EG also plans to be more of a mentor than task master to Griffin. Considering they're basically the same age, he feels kinda weird ordering around the newbie.
More on rookie hazing, being recognized around the city and possibly participating in the Slam Dunk contest.
Gordon is already a stud and Griffin could be one in the making, but both agreed that overtaking the Lakers for the city's love remains a tall order. Something about a 15-0 title advantage (including the most recent Larry O'Brien). As for his new home, I asked Griffin if Los Angeles takes getting used to, a question I got the distinct feeling he's been asked a zillion times and finds a little condescending. As he noted with a playful smile, "I've been outside of Oklahoma before."
Fair enough, but even Griffin agreed the traffic can be an eye opener, capable of turning even the most simple of errands (like a trip to the AT&T store) into an adventure.
Griffin explains the birth of his strong work ethic. During his freshman year, scrapping was required to make a really stacked squad (coached by his mean old man). Griffin truly realized that play at a high level meant buckling down, taking care of his body and clocking extra hours in the gym (all while negotiating the discomfort that comes with a sudden growth spurt). But the hard work paid off. Griffin began the season as the rotation's eighth or so man. Come playoffs, he was the first off the pine.
I asked Griffin if he's set specific goals for himself, whether Rookie of the Year, a certain amount of points, etc. He's not sweating the baskets, which he thinks could be a function of need as much as success. Instead, the top priorities are hitting the glass and forging a defensive presence.
Growing up, Griffin's parents never pushed him into any one particular sport, encouraging to do everything from baseball to swimming to golf.

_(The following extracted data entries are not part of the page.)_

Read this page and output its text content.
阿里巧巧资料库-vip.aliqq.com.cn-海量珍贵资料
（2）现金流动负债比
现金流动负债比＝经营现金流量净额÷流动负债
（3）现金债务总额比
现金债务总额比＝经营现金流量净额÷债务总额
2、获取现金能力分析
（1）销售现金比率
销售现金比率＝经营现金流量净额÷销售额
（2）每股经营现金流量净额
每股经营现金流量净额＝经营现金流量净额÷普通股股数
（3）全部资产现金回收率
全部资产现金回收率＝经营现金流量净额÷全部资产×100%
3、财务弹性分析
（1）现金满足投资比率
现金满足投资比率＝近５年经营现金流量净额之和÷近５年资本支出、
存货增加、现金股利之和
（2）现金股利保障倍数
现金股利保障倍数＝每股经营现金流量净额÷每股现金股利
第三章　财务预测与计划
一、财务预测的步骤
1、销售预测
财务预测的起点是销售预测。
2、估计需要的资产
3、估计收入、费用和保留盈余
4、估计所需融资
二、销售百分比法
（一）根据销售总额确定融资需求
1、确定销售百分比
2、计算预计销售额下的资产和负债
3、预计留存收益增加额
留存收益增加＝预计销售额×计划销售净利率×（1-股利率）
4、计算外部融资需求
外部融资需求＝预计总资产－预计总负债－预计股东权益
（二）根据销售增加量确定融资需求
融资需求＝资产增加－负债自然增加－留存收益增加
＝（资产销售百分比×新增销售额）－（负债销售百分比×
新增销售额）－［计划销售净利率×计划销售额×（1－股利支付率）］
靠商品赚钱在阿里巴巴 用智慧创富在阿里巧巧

And of course, basketball, which he decided to make priority one in the tenth grade. He also shared a story about playing in his older brother's teeball game. With his sib's team up big, Blake was allowed to hit, racking a double and triple in his first at bats. That was also the biggest crowd he'd ever played in front of, which I joked would provide everything Griffin ever needed to one day deal with NBA pressure.
"With those parents in the stands, I feel like it prepared me for this moment," laughed Griffin.
Dodger outfielder Matt Kemp has told me on several occasions (including the Kamenetzky brothers' 710 ESPN Laker podcast) that he could have played professional basketball. Blake Griffin grew up with Kemp and offers nothing but props for the guy's hardcourt skills.